Fourth in the lineup was the insanely talented string-rock quintet Darlingside from Northampton. One of the more unique acts of the night, Darlingside, while containing only five members, produced a fantastically lush, layered sound, mostly due to their interesting relatively unheard-of instrumentation in rock music. In addition to drums, bass, guitar and vocals, Darlingside also featured various string instruments, such as violin, mandolin and electric cello. With their distinctive instrument choices, Darlingside seamlessly melded hook-drenched classical-rock melody lines with substantially infectious grooves, thanks in no small part to arguably the meatiest drums one has ever heard played under a string section.
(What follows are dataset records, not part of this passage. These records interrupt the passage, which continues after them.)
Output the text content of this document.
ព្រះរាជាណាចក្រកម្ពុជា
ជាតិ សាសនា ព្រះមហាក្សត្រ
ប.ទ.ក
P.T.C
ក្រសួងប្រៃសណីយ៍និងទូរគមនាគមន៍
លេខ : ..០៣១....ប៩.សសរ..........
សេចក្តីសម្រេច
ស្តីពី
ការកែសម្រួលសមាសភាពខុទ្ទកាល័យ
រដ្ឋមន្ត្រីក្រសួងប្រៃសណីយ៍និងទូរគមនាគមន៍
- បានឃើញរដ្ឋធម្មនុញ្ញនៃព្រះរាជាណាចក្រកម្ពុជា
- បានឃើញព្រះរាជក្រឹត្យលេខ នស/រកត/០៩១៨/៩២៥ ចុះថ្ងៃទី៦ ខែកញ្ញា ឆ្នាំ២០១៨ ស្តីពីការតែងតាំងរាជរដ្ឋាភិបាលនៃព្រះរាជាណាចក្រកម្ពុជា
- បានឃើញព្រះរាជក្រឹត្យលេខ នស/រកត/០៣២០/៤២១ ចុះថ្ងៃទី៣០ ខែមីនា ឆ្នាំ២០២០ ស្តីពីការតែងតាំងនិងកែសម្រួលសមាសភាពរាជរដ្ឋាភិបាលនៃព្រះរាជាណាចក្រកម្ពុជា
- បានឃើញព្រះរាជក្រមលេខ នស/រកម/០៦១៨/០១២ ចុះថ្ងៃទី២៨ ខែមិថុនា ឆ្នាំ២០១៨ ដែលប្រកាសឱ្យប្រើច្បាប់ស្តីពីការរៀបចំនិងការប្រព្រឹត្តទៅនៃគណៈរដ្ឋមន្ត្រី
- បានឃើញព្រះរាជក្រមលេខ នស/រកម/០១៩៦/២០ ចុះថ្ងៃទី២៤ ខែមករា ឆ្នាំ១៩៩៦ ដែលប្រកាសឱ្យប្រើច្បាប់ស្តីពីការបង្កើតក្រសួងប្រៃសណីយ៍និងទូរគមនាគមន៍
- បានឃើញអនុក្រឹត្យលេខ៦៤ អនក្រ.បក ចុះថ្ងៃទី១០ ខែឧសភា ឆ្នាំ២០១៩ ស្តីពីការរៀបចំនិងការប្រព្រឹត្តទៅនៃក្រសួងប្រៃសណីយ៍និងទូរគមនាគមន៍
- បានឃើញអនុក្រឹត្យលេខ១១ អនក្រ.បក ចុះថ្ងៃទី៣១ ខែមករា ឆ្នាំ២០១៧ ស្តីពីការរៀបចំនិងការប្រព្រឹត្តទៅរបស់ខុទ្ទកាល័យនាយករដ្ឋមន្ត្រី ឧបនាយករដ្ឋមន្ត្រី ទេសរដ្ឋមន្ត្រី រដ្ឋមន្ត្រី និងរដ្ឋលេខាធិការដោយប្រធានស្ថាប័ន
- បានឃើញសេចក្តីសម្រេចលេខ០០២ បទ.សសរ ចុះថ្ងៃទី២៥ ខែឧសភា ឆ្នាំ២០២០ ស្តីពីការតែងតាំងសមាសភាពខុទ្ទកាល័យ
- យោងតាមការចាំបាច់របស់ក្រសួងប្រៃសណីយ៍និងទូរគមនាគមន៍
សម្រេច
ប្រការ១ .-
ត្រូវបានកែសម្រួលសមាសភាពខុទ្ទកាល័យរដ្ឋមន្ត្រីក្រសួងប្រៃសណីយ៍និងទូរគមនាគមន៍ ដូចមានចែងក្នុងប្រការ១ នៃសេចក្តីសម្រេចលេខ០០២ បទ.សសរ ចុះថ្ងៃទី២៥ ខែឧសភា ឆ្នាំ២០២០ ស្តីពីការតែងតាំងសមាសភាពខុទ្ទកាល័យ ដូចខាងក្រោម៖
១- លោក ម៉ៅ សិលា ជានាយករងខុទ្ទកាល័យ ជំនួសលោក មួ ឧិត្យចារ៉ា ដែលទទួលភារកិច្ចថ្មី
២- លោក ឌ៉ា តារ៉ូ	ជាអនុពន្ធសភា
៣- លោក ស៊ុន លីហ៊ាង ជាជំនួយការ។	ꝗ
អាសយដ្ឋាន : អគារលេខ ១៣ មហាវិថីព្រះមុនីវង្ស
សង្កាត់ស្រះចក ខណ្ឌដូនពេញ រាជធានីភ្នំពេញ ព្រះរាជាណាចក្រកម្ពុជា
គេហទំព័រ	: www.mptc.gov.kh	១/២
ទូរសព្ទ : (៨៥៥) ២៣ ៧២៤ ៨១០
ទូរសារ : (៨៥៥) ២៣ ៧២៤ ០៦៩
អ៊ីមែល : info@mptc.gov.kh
Even more impressive is that despite the overwhelming instrumental presence, the vocals were, if anything, even more noteworthy, as they resonated clearly and truly without being buried by the amazing instrumental skills. Arguably, Hampden Courtyard has never heard such serene and well executed harmonized vocals, much less from a quintet of string rockers. While Jethro Tull first comes to mind in terms of potential inspiration, Darlingside shared some of their more modern influences, closing their set with a bang with a blistering jam-funk Ke$ha/Lady Gaga cover medley.
` Number five on the bill was rapper On Trak, backed by three-piece band Malado. Winner of the University Programming Council’s 2009 Battle of the Bands, On Trak delivered as usual with a batch of crowd-pleasing, super-groovy instrumental hip-hop. Malado delivered where most live rap acts seldom do – instrumentally. In addition to competent keyboard and heavy synth work, killer bass and drum work made for an amazing overall performance. On Trak was everything live hip-hop should be: fist-pumping, foot-stomping rhythmically hard-hitting music that features spitfire verses over rhythms too nasty for an R rating, leaving the crowd begging for more.
If Darlingside was one of the evening’s most unique acts, Bella’s Bartok, the self-described Western Massachusetts premier Gypsy Balkan Rockabilly Fusion Party in a box was easily the most unique. Imagine Serbian pirates singing up-tempo sea shanties. That is, if Serbian pirates liked blazing electric blues guitar and almost-too-catchy brass section lines. Oh, and the lead singer pirate also looks strangely like Borat. That’s pretty much Bella’s Bartok in a nutshell. Bella’s Bartok may have had a rather strange approach, but it’s hard to say that it didn’t work; by the end of the first speed-polka tune about a city in Poland, nearly the entire audience was dancing a merry jig. If that’s not a proper musical aspiration, then what is?
By the end of the night, Paper Jam proved to be a huge hit, with basically the entire crowd sporting looks of exhausted satisfaction. Featuring everything from instrumental hip-hop to rock string quintets to Balkan rockabilly, the audience certainly got a little taste of everything, and Southwest could hardly ask for a better start to their week of festivities.